Based on these considerations, analysts are strongly optimistic about Uber’s prospects, and I echo this sentiment. This is the case despite the fact that Uber shares have already been up 45.3% in the last year. Below, we break down in detail some of the reasons why UBER stock could continue its impressive rally.
Maintaining Ride Demand Amid European Expansion
Ubers’ latest services could attract new customers with its upcoming European service launches, which could tap into increasing tourism demand in the area. One is Uber Yacht, a boat service in Ibiza slated to accept pre-bookings starting July 26. Uber Boat will expand to Venice and parts of Greece after launching in Mykonos last year. Another new offering is Uber Bubbles, a champagne tour service in France.
These services capitalize on the rapidly growing European luxury tourism market, valued at an estimated $1.3 trillion in 2022 and forecasted to grow at a CAGR of 7.8% through 2032.
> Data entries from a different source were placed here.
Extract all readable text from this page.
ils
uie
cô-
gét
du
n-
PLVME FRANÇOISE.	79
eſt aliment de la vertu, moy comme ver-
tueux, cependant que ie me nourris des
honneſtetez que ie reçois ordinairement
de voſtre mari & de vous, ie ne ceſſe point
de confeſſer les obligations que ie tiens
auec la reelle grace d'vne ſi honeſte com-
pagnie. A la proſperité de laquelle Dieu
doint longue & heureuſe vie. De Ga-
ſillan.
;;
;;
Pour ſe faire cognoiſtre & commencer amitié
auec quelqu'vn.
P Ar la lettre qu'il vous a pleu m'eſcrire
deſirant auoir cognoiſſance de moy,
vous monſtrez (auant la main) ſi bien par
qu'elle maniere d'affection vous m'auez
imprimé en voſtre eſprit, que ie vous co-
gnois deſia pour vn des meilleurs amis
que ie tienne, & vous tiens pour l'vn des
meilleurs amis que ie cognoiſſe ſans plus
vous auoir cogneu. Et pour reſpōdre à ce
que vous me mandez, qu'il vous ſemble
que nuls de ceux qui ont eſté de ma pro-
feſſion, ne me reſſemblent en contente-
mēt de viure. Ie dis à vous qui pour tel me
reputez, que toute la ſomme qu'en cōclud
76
Uber’s core rideshare business is projected to post 26% year-over-year gains in gross for the second quarter of the year, driven by consistent strong demand. This performance is likely buoyed by favorable pricing trends in the quarter as well. Based on these and other factors, analysts have called for accelerating monthly average user growth, which will likely help drive further growth.
Stock Buyback and Delivery Bookings
In February, Uber announced its first-ever stock repurchase program, with plans to buy back up to $7 billion in common shares. Though the company did not provide a timeline for the program, analysts have estimated it could be completed in two years. This program has the potential to increase shareholder value.
Also key to Uber’s future plans is its food delivery segment, which is expected to post-delivery gross bookings growth of 17.5% year-over-year for the second quarter. This portion of Uber’s business faces both tailwinds and headwinds. On the one hand, Uber’s purchase of Taiwanese delivery service Food Panda for $950 million this year will likely consolidate its market share in that region. Still, weaker restaurant traffic in other parts of the world has the potential to dampen bookings as well.
Tesla Robotaxi Delay
Though Uber remains a leader in the rideshare space, competition is still fierce. Tesla’s long-awaited robotaxi service, which is expected to include a rideshare alternative provided by autonomous vehicles, could put a dent in Uber’s business.
However, in a boon for Uber, Tesla’s robotaxi unveiling, originally slated for August, has been delayed, with CEO Elon Musk saying the company needed more time to incorporate a design change, among other things. No date has been announced for the unveiling, but estimations are for an October presentation.
These factors illustrate why Wall Street analysts rate UBER shares as a strong buy. This rating is based on 31 Buy ratings, one Hold rating, and zero Sell Ratings. Analysts give UBER stock an average price target of $87.93, representing an upside potential of 27.6%.
Conclusion: Demand and New Offerings Could Fuel Growth
Even as an established leader in the rideshare space, Uber continues to enjoy growth opportunities. The company’s strong ride demand, the resilience of its food delivery service despite challenging conditions, and its new offerings rolling out in the luxury tourism space in Europe all demonstrate why many Wall Street analysts view it as a Buy.